Johannesen received honorary doctorate degrees from the University of Utah, the Cleveland Institute of Music, and the Hartt School of the University of Hartford. From 1960 to 1966, he taught at the Aspen (Colorado) Music School. In 1973, he became music consultant and adviser of the Cleveland Institute of Music, became its music director (1974–1977), and ultimately the Institute’s president (1977–1985). He also taught at the Mannes College of Music in New York and at the Salzburg Mozaneum. He regularly appeared in the leading festivals in the United States and Europe and is well known and loved in Utah for his appearances with and advocacy for the Utah Symphony, with whom, he once said, he had appeared the most.

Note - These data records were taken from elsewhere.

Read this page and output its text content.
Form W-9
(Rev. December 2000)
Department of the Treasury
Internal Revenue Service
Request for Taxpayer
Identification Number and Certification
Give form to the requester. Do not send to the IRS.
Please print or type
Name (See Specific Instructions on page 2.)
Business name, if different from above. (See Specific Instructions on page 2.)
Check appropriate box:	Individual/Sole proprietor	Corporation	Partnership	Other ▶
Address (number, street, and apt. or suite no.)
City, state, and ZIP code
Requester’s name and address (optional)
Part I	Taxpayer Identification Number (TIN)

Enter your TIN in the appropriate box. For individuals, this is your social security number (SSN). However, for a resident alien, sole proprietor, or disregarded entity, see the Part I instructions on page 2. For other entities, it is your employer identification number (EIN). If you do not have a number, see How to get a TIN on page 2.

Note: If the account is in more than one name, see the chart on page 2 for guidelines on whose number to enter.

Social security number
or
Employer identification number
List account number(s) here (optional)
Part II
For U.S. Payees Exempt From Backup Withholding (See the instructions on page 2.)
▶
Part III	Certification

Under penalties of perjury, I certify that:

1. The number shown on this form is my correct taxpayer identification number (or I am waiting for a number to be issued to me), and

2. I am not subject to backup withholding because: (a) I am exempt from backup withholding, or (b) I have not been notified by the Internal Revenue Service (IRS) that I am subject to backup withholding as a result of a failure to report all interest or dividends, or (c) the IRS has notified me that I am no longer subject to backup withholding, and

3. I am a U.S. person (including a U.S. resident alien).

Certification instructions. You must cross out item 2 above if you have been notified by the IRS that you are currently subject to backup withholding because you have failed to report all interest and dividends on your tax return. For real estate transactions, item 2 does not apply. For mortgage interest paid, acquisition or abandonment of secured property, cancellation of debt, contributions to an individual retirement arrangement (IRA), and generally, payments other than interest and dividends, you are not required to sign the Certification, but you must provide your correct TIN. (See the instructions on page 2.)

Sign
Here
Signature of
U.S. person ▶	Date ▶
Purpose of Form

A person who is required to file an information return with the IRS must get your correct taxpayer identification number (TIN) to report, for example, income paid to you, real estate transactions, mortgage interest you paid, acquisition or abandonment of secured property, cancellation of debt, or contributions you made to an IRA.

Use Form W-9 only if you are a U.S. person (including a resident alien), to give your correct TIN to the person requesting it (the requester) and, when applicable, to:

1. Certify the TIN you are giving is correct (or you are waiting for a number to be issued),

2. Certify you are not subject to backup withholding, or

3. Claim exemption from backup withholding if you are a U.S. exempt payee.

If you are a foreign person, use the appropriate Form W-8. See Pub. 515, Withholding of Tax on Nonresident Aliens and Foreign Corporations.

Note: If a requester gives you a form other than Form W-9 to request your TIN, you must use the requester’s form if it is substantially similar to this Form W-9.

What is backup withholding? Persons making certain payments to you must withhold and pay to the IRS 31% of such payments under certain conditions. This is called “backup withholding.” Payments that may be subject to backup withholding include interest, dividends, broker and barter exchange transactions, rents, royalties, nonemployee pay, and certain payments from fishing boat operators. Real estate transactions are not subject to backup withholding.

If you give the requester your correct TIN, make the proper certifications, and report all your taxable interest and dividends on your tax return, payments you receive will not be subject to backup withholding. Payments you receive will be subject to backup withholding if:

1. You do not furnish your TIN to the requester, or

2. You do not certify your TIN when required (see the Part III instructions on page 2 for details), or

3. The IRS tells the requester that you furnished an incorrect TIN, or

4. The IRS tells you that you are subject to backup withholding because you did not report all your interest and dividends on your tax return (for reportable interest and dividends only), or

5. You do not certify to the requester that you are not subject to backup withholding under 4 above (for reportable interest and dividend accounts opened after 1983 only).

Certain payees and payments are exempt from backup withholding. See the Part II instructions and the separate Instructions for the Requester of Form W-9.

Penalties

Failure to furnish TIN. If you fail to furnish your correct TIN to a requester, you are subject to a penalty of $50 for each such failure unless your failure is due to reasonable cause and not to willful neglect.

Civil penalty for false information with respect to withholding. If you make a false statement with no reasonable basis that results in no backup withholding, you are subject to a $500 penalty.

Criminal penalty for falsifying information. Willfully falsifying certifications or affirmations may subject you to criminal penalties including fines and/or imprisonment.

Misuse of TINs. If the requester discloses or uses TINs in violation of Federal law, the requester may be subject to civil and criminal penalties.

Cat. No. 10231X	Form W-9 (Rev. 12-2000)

He has many CDs to his credit, including Grant Johannesen Plays French Piano Music, Discovering Helen Taylor, Faure: Complete Piano Works 1, 25 Piano Favorites, Grant Johannesen Plays Poulenc, Rare Russian Repertoire, Chopin Polonaisses, 25th Anniversary Concert of Grant Johannesen, Grant Johannesen and Peter Serkin in Concert, and Grant Johannesen Plays Bach and Mozart, among numerous others. He collaborated onMormoniana, which featured sixteen American composers who, as Johannesen, are members of The Church of Jesus Christ of Latter-day Saints. He recorded it in 2003 at the Assembly Hall on Temple Square.
Johannesen and his wife, composer Helen Taylor, were the parents of one son. After her death in 1950, he was married to cellist Zara Nelsova for ten years. He died in Germany in 2005, where he had been visiting friends.
His son, David Johannesen, completed the manuscript of Grant Johannesen's autobiography, wrote its foreword, and worked together with Peter DeLafosse at the University of Utah Press to publish Journey of an American Pianist in 2007.